Entre juristes et artistes

Après la défaite de 1870 et une faillite, comment un simple notaire alsacien est-il devenu le fondateur d’une des plus prestigieuses manufactures de verre au monde ?

Face à l’avancée prussienne, Maître Jean Daum, jusque-là à la tête d’une étude prospère dans sa ville natale de Bitche, choisit le camp français et émigre à Nancy où l’art de la verrerie se développe depuis quelques années. L’homme de 45 ans, rompu aux affaires, investit dans la start-up « La verrerie de Nancy » qui fait malheureusement faillite en 1878. Lâché par ses associés et désormais seul maître à bord d’une entreprise moribonde, il appelle son fils aîné Augustin – qui se destine à une carrière de magistrat ! – à la rescousse. Après la mort du patriarche en 1885, Augustin parvient à redresser la barre de la manufacture alors même qu’il ignore tout, au moins au début, des techniques ancestrales de cuisson et de soufflage du verre. Son secret ? Commercialiser tout d’abord des pièces ordinaires et classiques mais d’une qualité d’exécution absolument parfaite.

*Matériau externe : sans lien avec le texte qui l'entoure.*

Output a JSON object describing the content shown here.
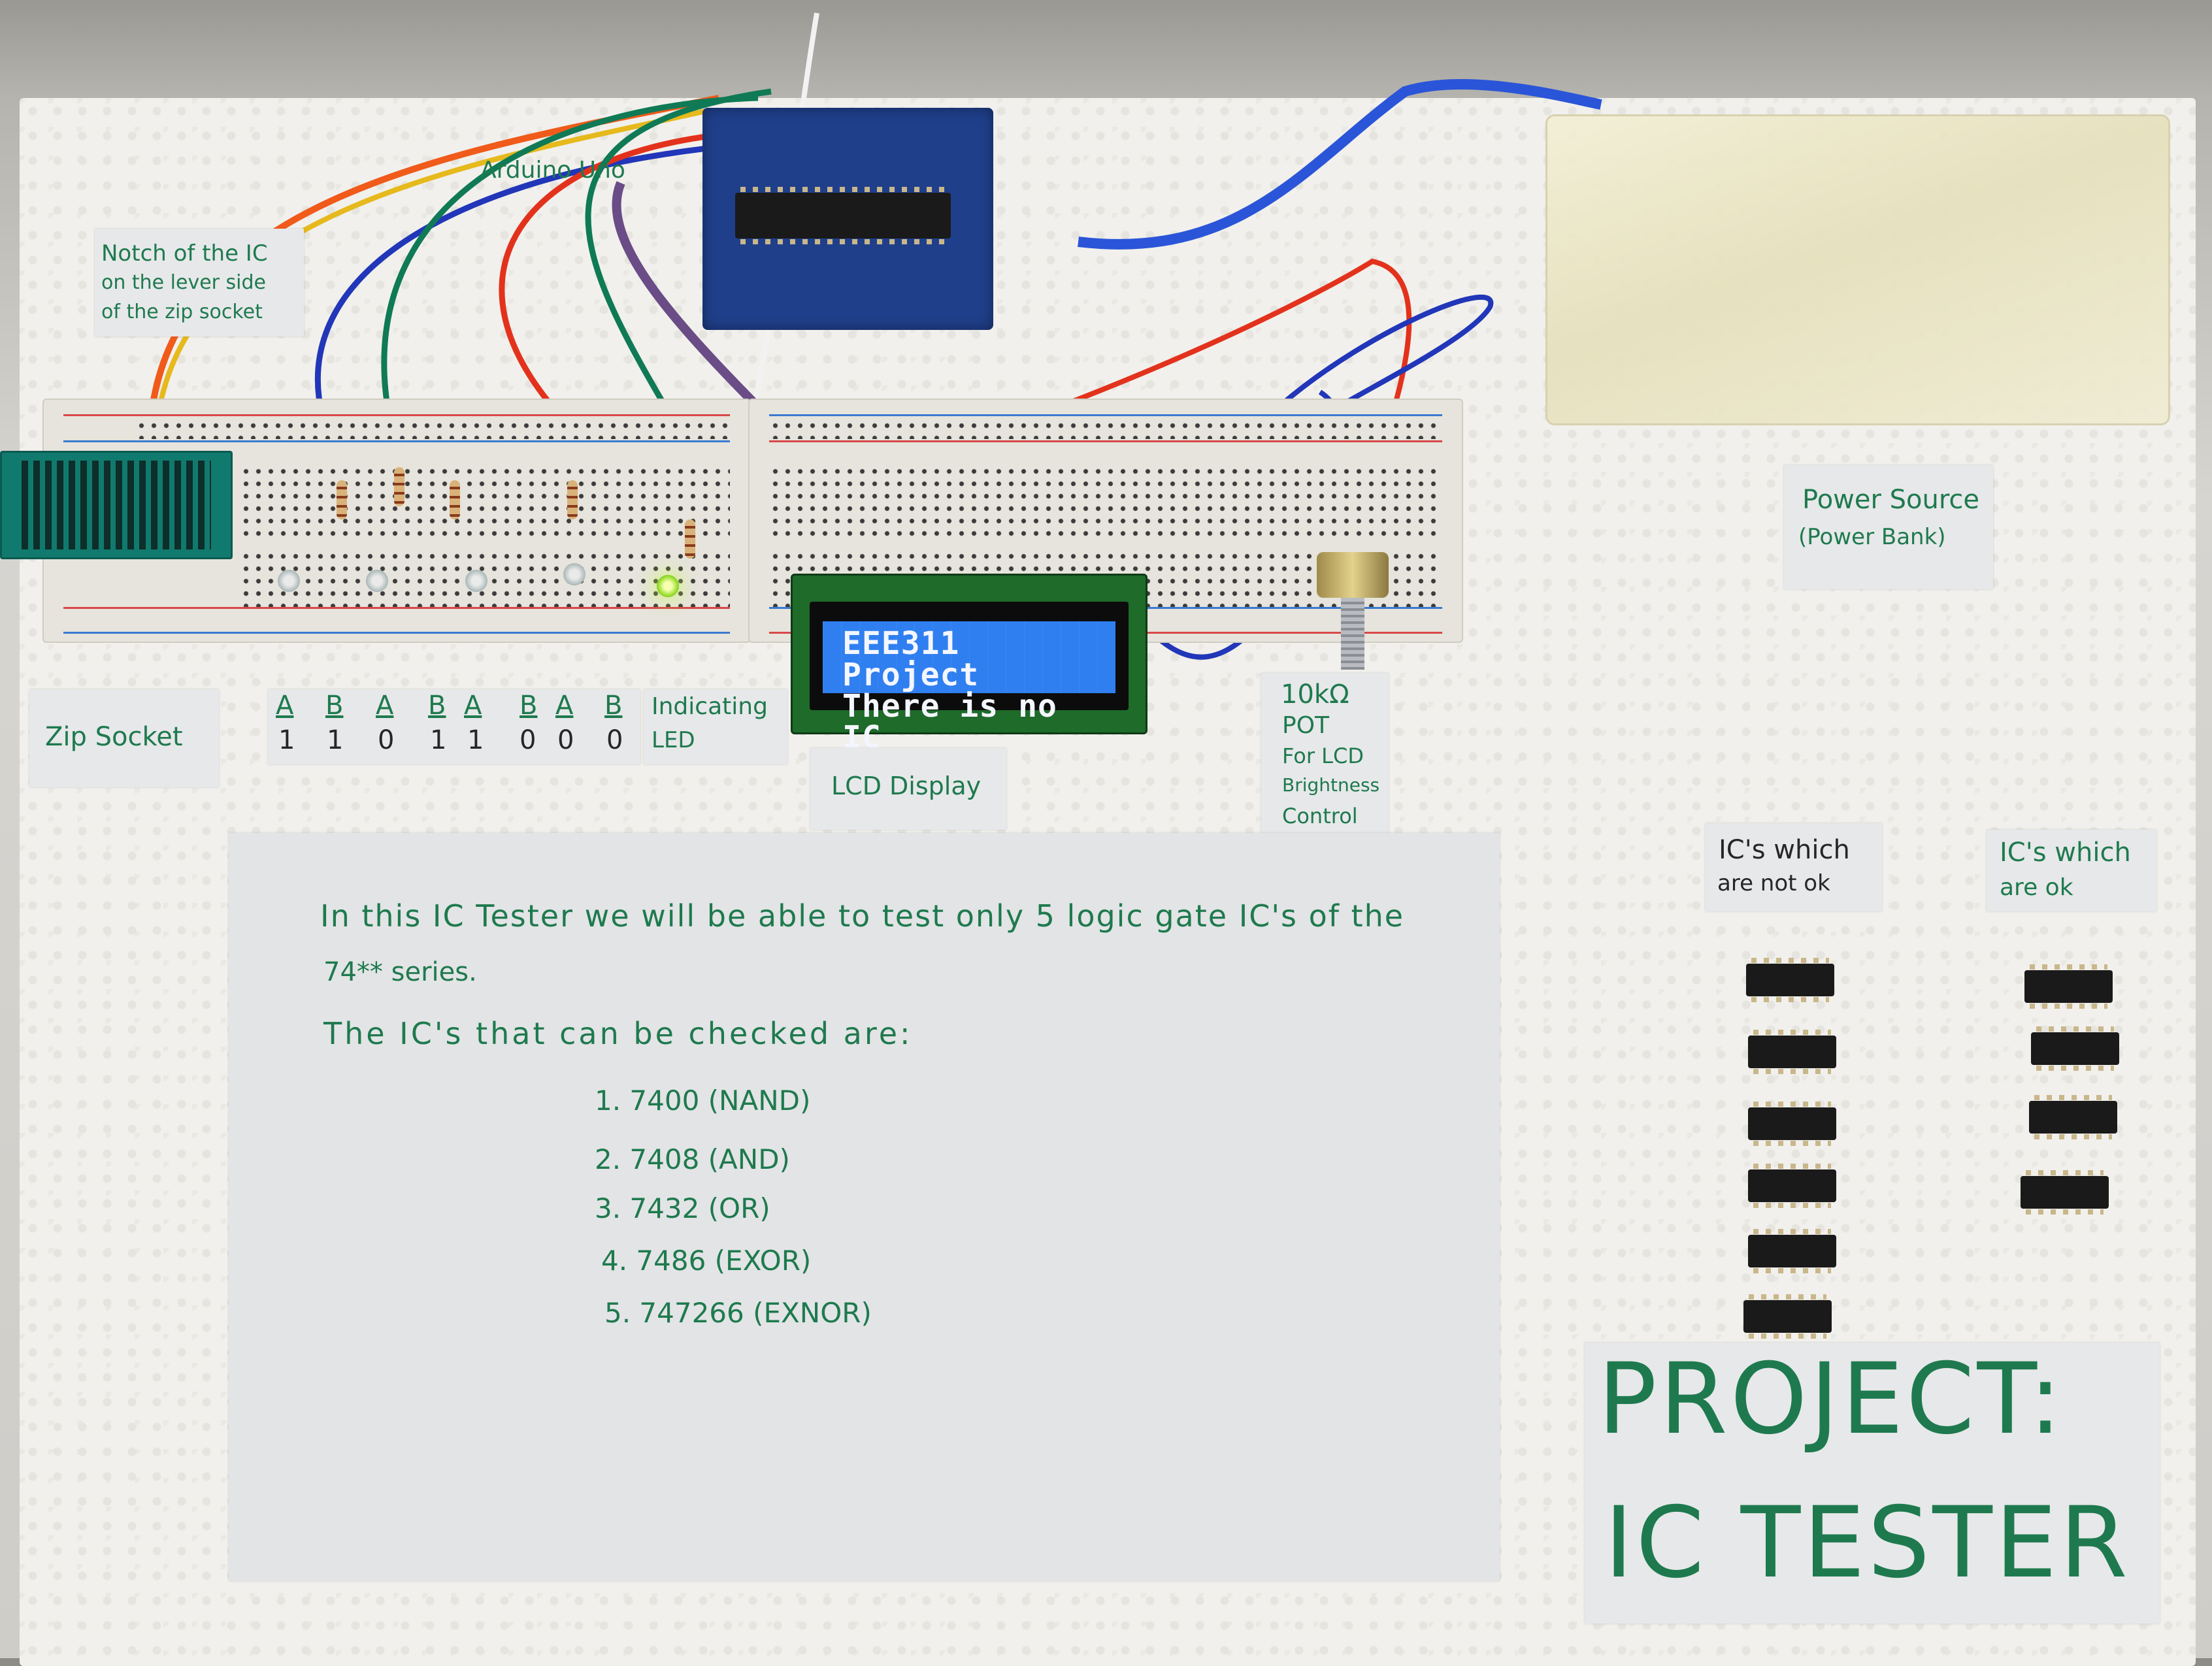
{
  "scene": {
    "description": "Photo of an Arduino-based IC tester project mounted on a styrofoam board",
    "accent_ink": "#1e7a4e",
    "lcd_color": "#2f7ff0"
  },
  "labels": {
    "notch_note": [
      "Notch of the IC",
      "on the lever side",
      "of the zip socket"
    ],
    "arduino": "Arduino Uno",
    "zip_socket": "Zip Socket",
    "indicating_led": [
      "Indicating",
      "LED"
    ],
    "lcd_display": "LCD Display",
    "pot": [
      "10kΩ",
      "POT",
      "For LCD",
      "Brightness",
      "Control"
    ],
    "power_source": [
      "Power Source",
      "(Power Bank)"
    ],
    "ics_not_ok": [
      "IC's which",
      "are not ok"
    ],
    "ics_ok": [
      "IC's which",
      "are ok"
    ]
  },
  "truth_inputs": [
    {
      "a_label": "A",
      "b_label": "B",
      "a": "1",
      "b": "1"
    },
    {
      "a_label": "A",
      "b_label": "B",
      "a": "0",
      "b": "1"
    },
    {
      "a_label": "A",
      "b_label": "B",
      "a": "1",
      "b": "0"
    },
    {
      "a_label": "A",
      "b_label": "B",
      "a": "0",
      "b": "0"
    }
  ],
  "lcd": {
    "line1": "EEE311 Project",
    "line2": "There is no IC"
  },
  "description_paper": {
    "intro_line1": "In this IC Tester we will be able to test only 5 logic gate IC's of the",
    "intro_line2": "74** series.",
    "list_heading": "The IC's that can be checked are:",
    "ic_list": [
      "1. 7400 (NAND)",
      "2. 7408 (AND)",
      "3. 7432 (OR)",
      "4. 7486 (EXOR)",
      "5. 747266 (EXNOR)"
    ]
  },
  "ic_bins": {
    "not_ok_count": 6,
    "ok_count": 4
  },
  "title_card": {
    "line1": "PROJECT:",
    "line2": "IC TESTER"
  }
}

À partir de 1890, grâce notamment à Antonin, benjamin de la fratrie, Daum connaît un nouvel essor. Le jeune homme de 26 ans enrichit le répertoire de formes et explore de nouvelles techniques qui annoncent l’Art Nouveau et cette âme du mouvement qui le caractérise tant. Daum participe à sa première exposition universelle à Chicago en 1893. Mais la consécration a lieu à Paris en 1900, avec l’obtention d’un Grand Prix. Un an plus tard, Émile Gallé crée l’École de Nancy, avec Louis Majorelle et Antonin Daum comme deux vice-présidents. L’objectif de ces trois grands noms de la verrerie est de faire rayonner la Lorraine et de «favoriser la renaissance et le développement des métiers d’art». Bonne pioche !

Après la grande guerre, place à la troisième génération de la famille Daum avec l’arrivée de Paul qui renouvelle sensiblement l’esthétique de la marque en adoptant des formes géométriques et des motifs stylisés ou abstraits. L’Art Nouveau est mort, vive l’Art Déco ! À l’Exposition internationale des Arts Décoratifs de 1925, les luminaires et vases de Daum côtoient les meubles de Ruhlmann et les tableaux de Jean Dupas, leur apportant une lumière douce et enveloppante d’une rare élégance. Ce succès éclatant est vite confirmé par une commande exceptionnelle de plus de 80 000 pièces pour le paquebot Normandie, vaisseau amiral du luxe et du goût français. Là encore, Daum navigue au côté de Dupas et de Ruhlmann, également de l’aventure. Preuve, s’il en était encore besoin, de l’importance de la manufacture lorraine dans l’histoire de l’art du XXe siècle.